Inverse Image Frequency for Long-tailed Image Recognition

Konstantinos Panagiotis Alexandridis,Shan Luo,Anh Nguyen,Jiankang Deng,Stefanos Zafeiriou
DOI: https://doi.org/10.1109/TIP.2023.3321461
2023-10-07
Abstract:The long-tailed distribution is a common phenomenon in the real world. Extracted large scale image datasets inevitably demonstrate the long-tailed property and models trained with imbalanced data can obtain high performance for the over-represented categories, but struggle for the under-represented categories, leading to biased predictions and performance degradation. To address this challenge, we propose a novel de-biasing method named Inverse Image Frequency (IIF). IIF is a multiplicative margin adjustment transformation of the logits in the classification layer of a convolutional neural network. Our method achieves stronger performance than similar works and it is especially useful for downstream tasks such as long-tailed instance segmentation as it produces fewer false positive detections. Our extensive experiments show that IIF surpasses the state of the art on many long-tailed benchmarks such as ImageNet-LT, CIFAR-LT, Places-LT and LVIS, reaching 55.8% top-1 accuracy with ResNet50 on ImageNet-LT and 26.2% segmentation AP with MaskRCNN on LVIS. Code available at <a class="link-external link-https" href="https://github.com/kostas1515/iif" rel="external noopener nofollow">this https URL</a>
Computer Vision and Pattern Recognition
What problem does this paper attempt to address?

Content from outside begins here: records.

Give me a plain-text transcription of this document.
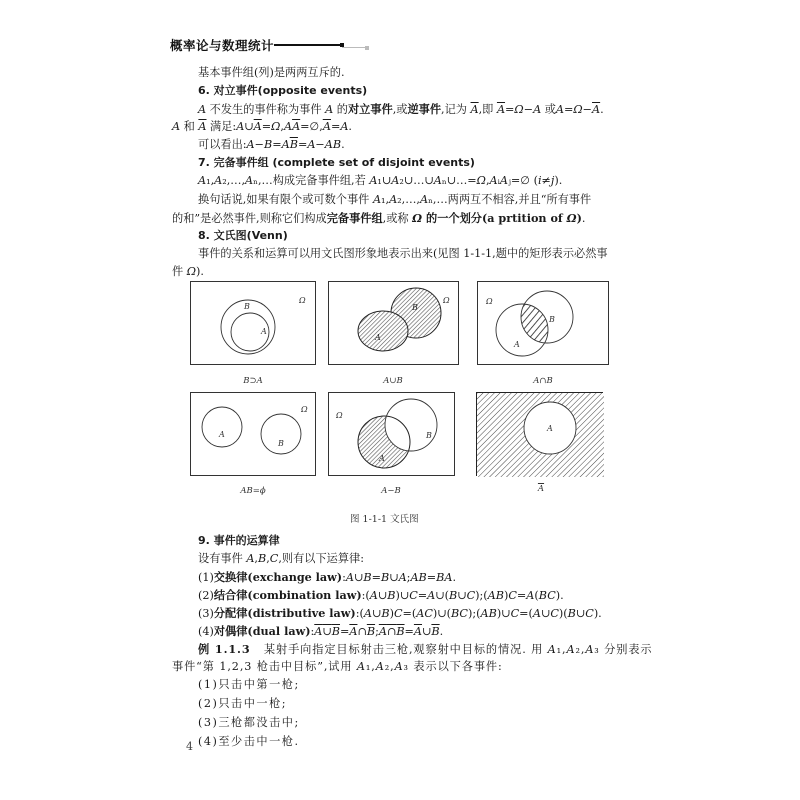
概率论与数理统计
基本事件组(列)是两两互斥的.
6. 对立事件(opposite events)
A 不发生的事件称为事件 A 的对立事件,或逆事件,记为 $\overline{A}$,即 $\overline{A}=\Omega-A$ 或$A=\Omega-\overline{A}$.
A 和 $\overline{A}$ 满足$:A\cup\overline{A}=\Omega,A\overline{A}=\emptyset,A=A$.
可以看出$:A-B=A\overline{B}=A-AB$.
7. 完备事件组 (complete set of disjoint events)
A₁,A₂,…,Aₙ,…构成完备事件组,若 A₁∪A₂∪…∪Aₙ∪…=Ω,AᵢAⱼ=∅ (i≠j).
换句话说,如果有限个或可数个事件 A₁,A₂,…,Aₙ,…两两互不相容,并且“所有事件
的和”是必然事件,则称它们构成完备事件组,或称 Ω 的一个划分(a prtition of Ω).
8. 文氏图(Venn)
事件的关系和运算可以用文氏图形象地表示出来(见图 1-1-1,题中的矩形表示必然事
件 Ω).
B
A
Ω
B⊃A
B
A
Ω
A∪B
B
A
Ω
A∩B
A
B
Ω
AB=ϕ
B
A
Ω
A−B
A
$\overline{A}$
图 1-1-1 文氏图
9. 事件的运算律
设有事件 A,B,C,则有以下运算律:
(1)交换律(exchange law):A∪B=B∪A;AB=BA.
(2)结合律(combination law):(A∪B)∪C=A∪(B∪C);(AB)C=A(BC).
(3)分配律(distributive law):(A∪B)C=(AC)∪(BC);(AB)∪C=(A∪C)(B∪C).
(4)对偶律(dual $law):A\cup B=\overline{A}\cap\overline{B};A\cap B=\overline{A}\cup\overline{B}$.
例 1.1.3   某射手向指定目标射击三枪,观察射中目标的情况. 用 A₁,A₂,A₃ 分别表示
事件“第 1,2,3 枪击中目标”,试用 A₁,A₂,A₃ 表示以下各事件:
(1)只击中第一枪;
(2)只击中一枪;
(3)三枪都没击中;
(4)至少击中一枪.
4
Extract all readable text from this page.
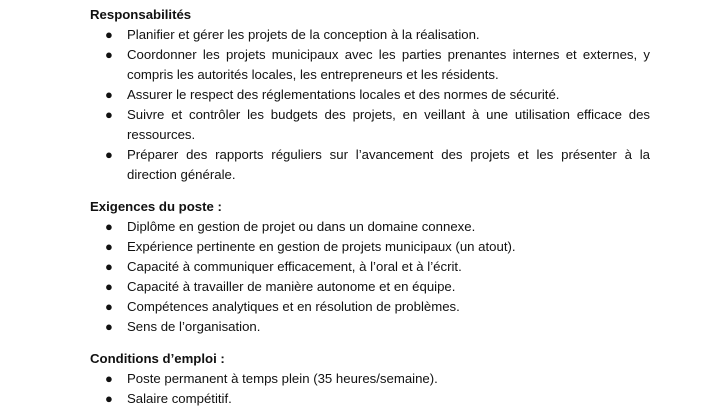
Responsabilités
● Planifier et gérer les projets de la conception à la réalisation.
● Coordonner les projets municipaux avec les parties prenantes internes et externes, y compris les autorités locales, les entrepreneurs et les résidents.
● Assurer le respect des réglementations locales et des normes de sécurité.
● Suivre et contrôler les budgets des projets, en veillant à une utilisation efficace des ressources.
● Préparer des rapports réguliers sur l’avancement des projets et les présenter à la direction générale.
Exigences du poste :
● Diplôme en gestion de projet ou dans un domaine connexe.
● Expérience pertinente en gestion de projets municipaux (un atout).
● Capacité à communiquer efficacement, à l’oral et à l’écrit.
● Capacité à travailler de manière autonome et en équipe.
● Compétences analytiques et en résolution de problèmes.
● Sens de l’organisation.
Conditions d’emploi :
● Poste permanent à temps plein (35 heures/semaine).
● Salaire compétitif.
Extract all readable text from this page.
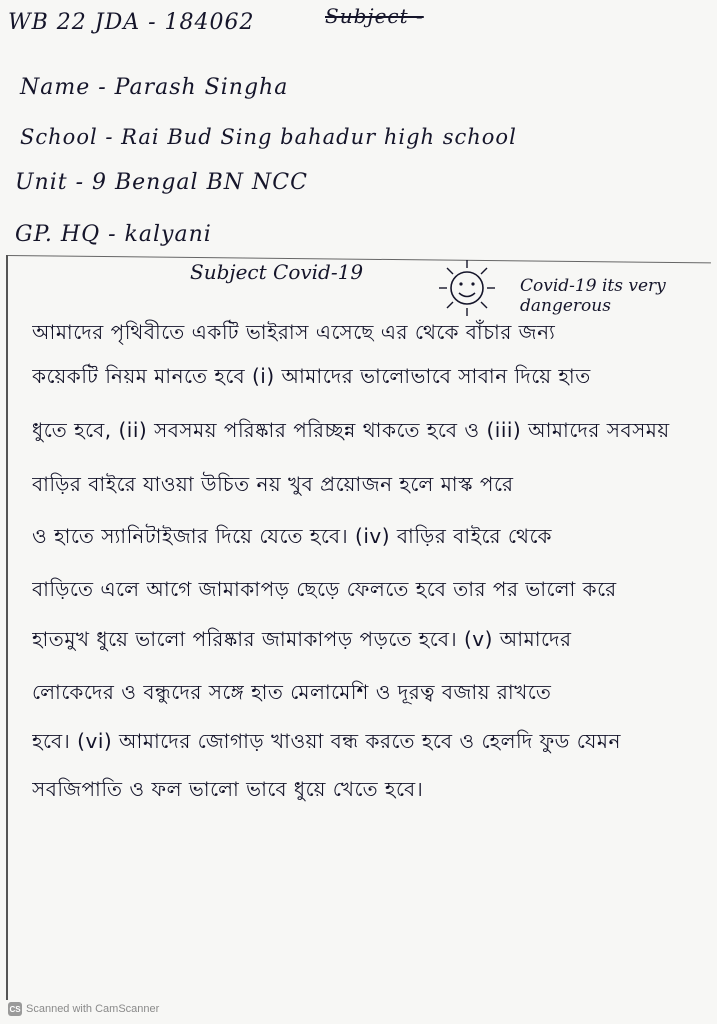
WB 22 JDA - 184062	Subject -
Name - Parash Singha
School - Rai Bud Sing bahadur high school
Unit - 9 Bengal BN NCC
GP. HQ - kalyani
Subject Covid-19
Covid-19 its very dangerous
আমাদের পৃথিবীতে একটি ভাইরাস এসেছে এর থেকে বাঁচার জন্য
কয়েকটি নিয়ম মানতে হবে (i) আমাদের ভালোভাবে সাবান দিয়ে হাত
ধুতে হবে, (ii) সবসময় পরিষ্কার পরিচ্ছন্ন থাকতে হবে ও (iii) আমাদের সবসময়
বাড়ির বাইরে যাওয়া উচিত নয় খুব প্রয়োজন হলে মাস্ক পরে
ও হাতে স্যানিটাইজার দিয়ে যেতে হবে। (iv) বাড়ির বাইরে থেকে
বাড়িতে এলে আগে জামাকাপড় ছেড়ে ফেলতে হবে তার পর ভালো করে
হাতমুখ ধুয়ে ভালো পরিষ্কার জামাকাপড় পড়তে হবে। (v) আমাদের
লোকেদের ও বন্ধুদের সঙ্গে হাত মেলামেশি ও দূরত্ব বজায় রাখতে
হবে। (vi) আমাদের জোগাড় খাওয়া বন্ধ করতে হবে ও হেলদি ফুড যেমন
সবজিপাতি ও ফল ভালো ভাবে ধুয়ে খেতে হবে।
CS Scanned with CamScanner
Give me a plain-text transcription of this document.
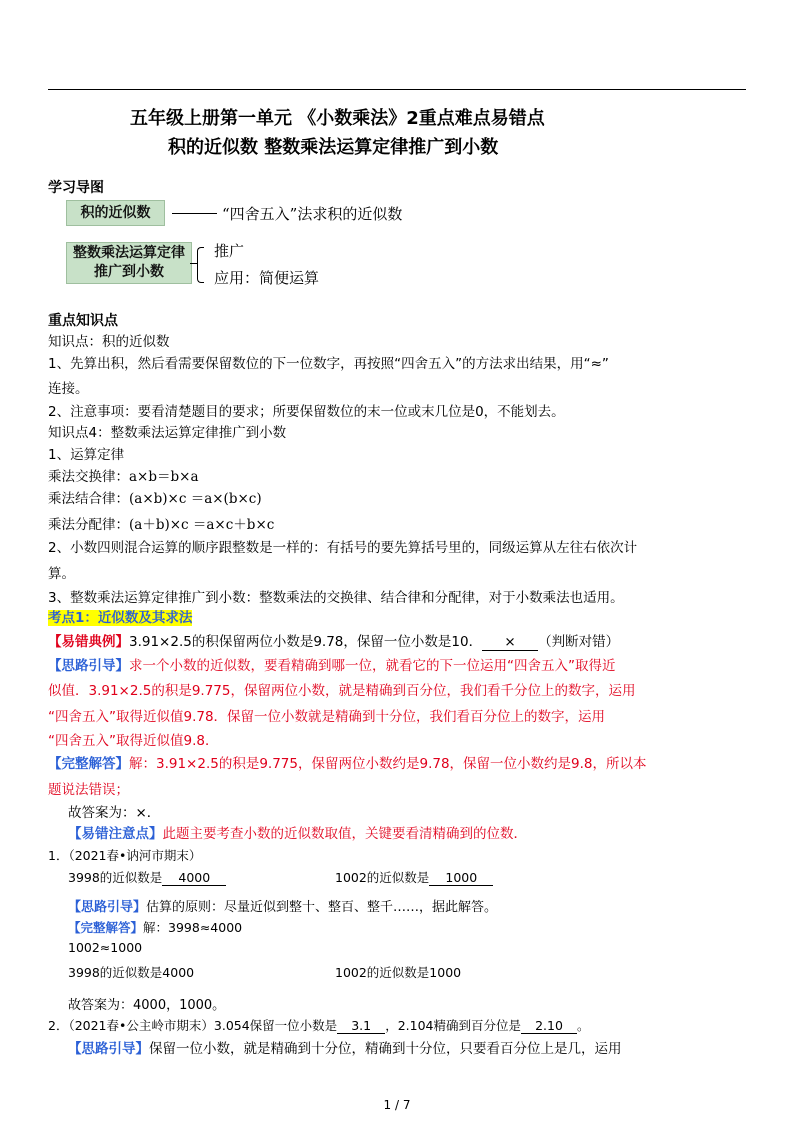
五年级上册第一单元 《小数乘法》2重点难点易错点
积的近似数 整数乘法运算定律推广到小数
学习导图
积的近似数	“四舍五入”法求积的近似数
整数乘法运算定律推广到小数
推广
应用：简便运算
重点知识点
知识点：积的近似数
1、先算出积，然后看需要保留数位的下一位数字，再按照“四舍五入”的方法求出结果，用“≈”
连接。
2、注意事项：要看清楚题目的要求；所要保留数位的末一位或末几位是0，不能划去。
知识点4：整数乘法运算定律推广到小数
1、运算定律
乘法交换律：a×b＝b×a
乘法结合律：(a×b)×c ＝a×(b×c)
乘法分配律：(a＋b)×c ＝a×c＋b×c
2、小数四则混合运算的顺序跟整数是一样的：有括号的要先算括号里的，同级运算从左往右依次计
算。
3、整数乘法运算定律推广到小数：整数乘法的交换律、结合律和分配律，对于小数乘法也适用。
考点1：近似数及其求法
【易错典例】3.91×2.5的积保留两位小数是9.78，保留一位小数是10． × （判断对错）
【思路引导】求一个小数的近似数，要看精确到哪一位，就看它的下一位运用“四舍五入”取得近
似值．3.91×2.5的积是9.775，保留两位小数，就是精确到百分位，我们看千分位上的数字，运用
“四舍五入”取得近似值9.78．保留一位小数就是精确到十分位，我们看百分位上的数字，运用
“四舍五入”取得近似值9.8．
【完整解答】解：3.91×2.5的积是9.775，保留两位小数约是9.78，保留一位小数约是9.8，所以本
题说法错误；
故答案为：×．
【易错注意点】此题主要考查小数的近似数取值，关键要看清精确到的位数．
1．（2021春•讷河市期末）
3998的近似数是 4000	1002的近似数是 1000
【思路引导】估算的原则：尽量近似到整十、整百、整千……，据此解答。
【完整解答】解：3998≈4000
1002≈1000
3998的近似数是4000	1002的近似数是1000
故答案为：4000，1000。
2．（2021春•公主岭市期末）3.054保留一位小数是 3.1 ，2.104精确到百分位是 2.10 。
【思路引导】保留一位小数，就是精确到十分位，精确到十分位，只要看百分位上是几，运用
1 / 7
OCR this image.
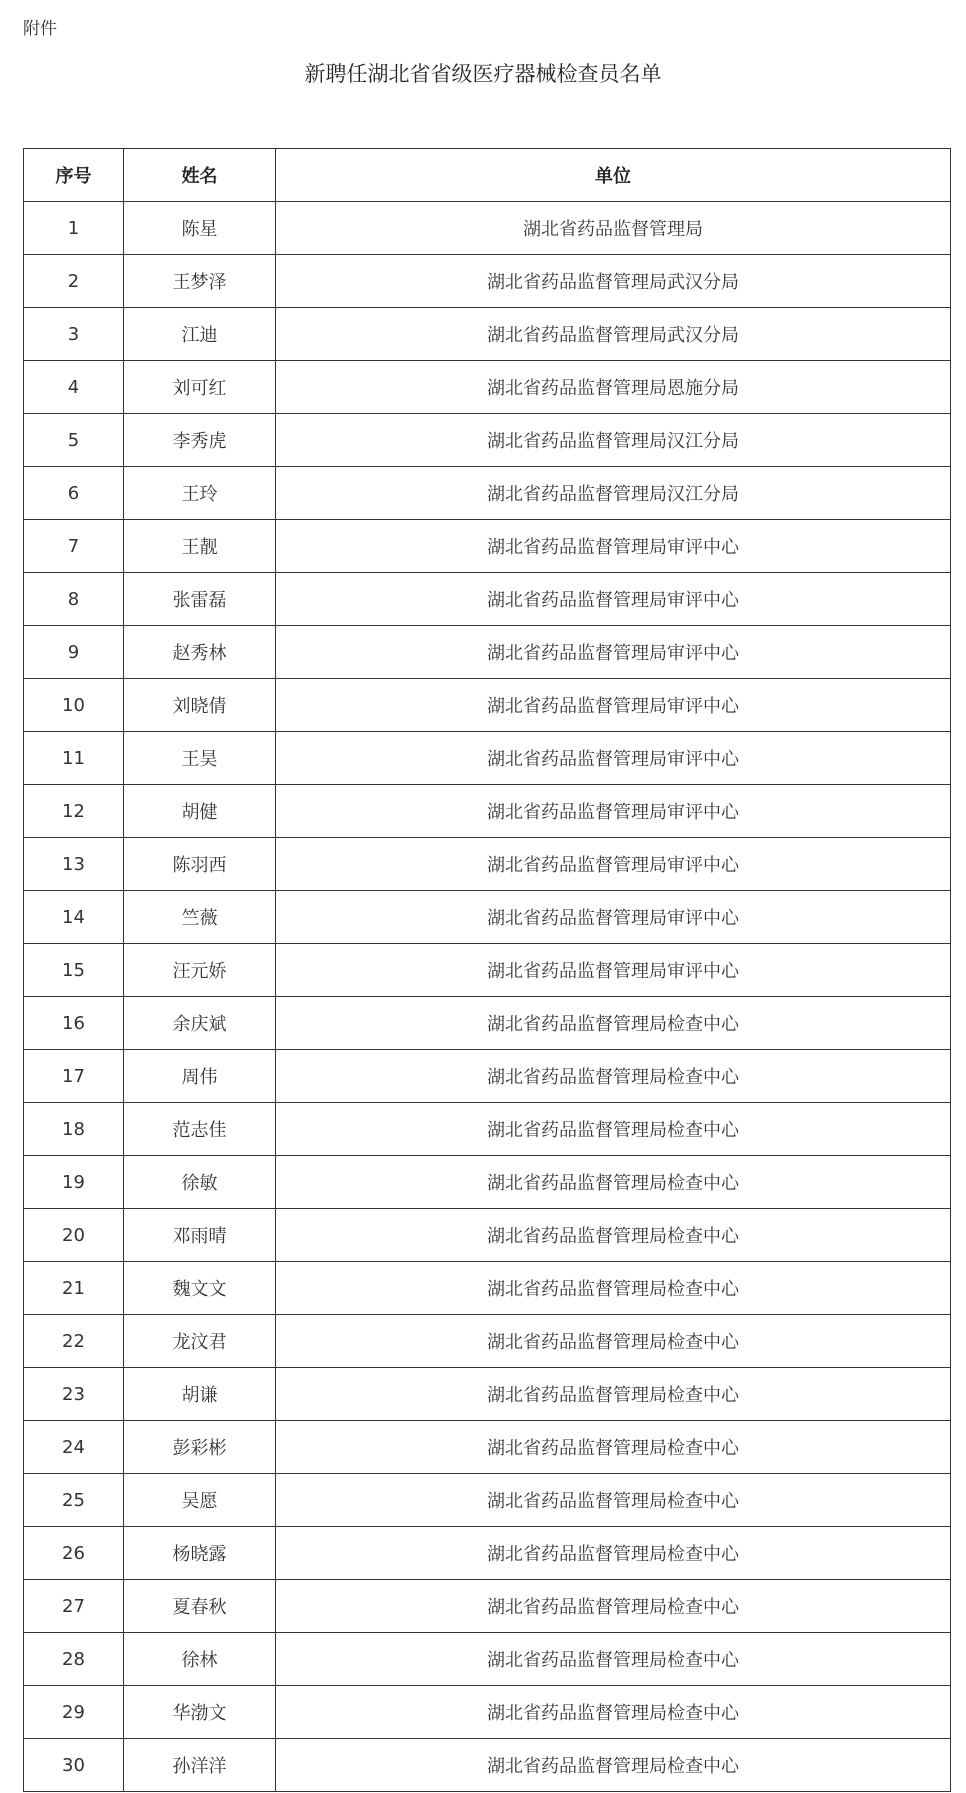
附件
新聘任湖北省省级医疗器械检查员名单
序号	姓名	单位
1	陈星	湖北省药品监督管理局
2	王梦泽	湖北省药品监督管理局武汉分局
3	江迪	湖北省药品监督管理局武汉分局
4	刘可红	湖北省药品监督管理局恩施分局
5	李秀虎	湖北省药品监督管理局汉江分局
6	王玲	湖北省药品监督管理局汉江分局
7	王靓	湖北省药品监督管理局审评中心
8	张雷磊	湖北省药品监督管理局审评中心
9	赵秀林	湖北省药品监督管理局审评中心
10	刘晓倩	湖北省药品监督管理局审评中心
11	王昊	湖北省药品监督管理局审评中心
12	胡健	湖北省药品监督管理局审评中心
13	陈羽西	湖北省药品监督管理局审评中心
14	竺薇	湖北省药品监督管理局审评中心
15	汪元娇	湖北省药品监督管理局审评中心
16	余庆斌	湖北省药品监督管理局检查中心
17	周伟	湖北省药品监督管理局检查中心
18	范志佳	湖北省药品监督管理局检查中心
19	徐敏	湖北省药品监督管理局检查中心
20	邓雨晴	湖北省药品监督管理局检查中心
21	魏文文	湖北省药品监督管理局检查中心
22	龙汶君	湖北省药品监督管理局检查中心
23	胡谦	湖北省药品监督管理局检查中心
24	彭彩彬	湖北省药品监督管理局检查中心
25	吴愿	湖北省药品监督管理局检查中心
26	杨晓露	湖北省药品监督管理局检查中心
27	夏春秋	湖北省药品监督管理局检查中心
28	徐林	湖北省药品监督管理局检查中心
29	华渤文	湖北省药品监督管理局检查中心
30	孙洋洋	湖北省药品监督管理局检查中心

### Problems the Paper Aims to Solve This paper primarily aims to address the issue of class imbalance in long-tailed distribution datasets, particularly in image recognition tasks. Specifically: 1. **Problem Background**: - Real-world datasets often exhibit a long-tailed distribution, meaning the data categories are extremely imbalanced, with some categories having far more samples than others. - Models trained on such imbalanced data perform well on common categories (head categories) but poorly on rare categories (tail categories). 2. **Objectives**: - Propose a new debiasing method called Inverse Image Frequency (IIF) to improve classification performance on long-tailed datasets. - Focus particularly on reducing false positive detections in downstream tasks such as long-tailed instance segmentation. 3. **Method Advantages**: - IIF is a multiplicative margin adjustment technique that reallocates weights by adjusting the logits of the classification layer. - Compared to additive margin adjustment methods, IIF maintains the sign of the original prediction values, thereby reducing false positive detections. 4. **Experimental Results**: - Extensive experiments on multiple long-tailed benchmark datasets (such as ImageNet-LT, CIFAR-LT, Places-LT, and LVIS) show that the IIF method outperforms existing methods. - Using ResNet50 backbone on ImageNet-LT, IIF achieved a top-1 accuracy of 55.8% and improved the performance on rare categories by 17.5% on the LVIS dataset. Overall, this paper aims to address the class imbalance issue in long-tailed datasets by proposing the IIF method, with a particular emphasis on its effectiveness in instance segmentation tasks.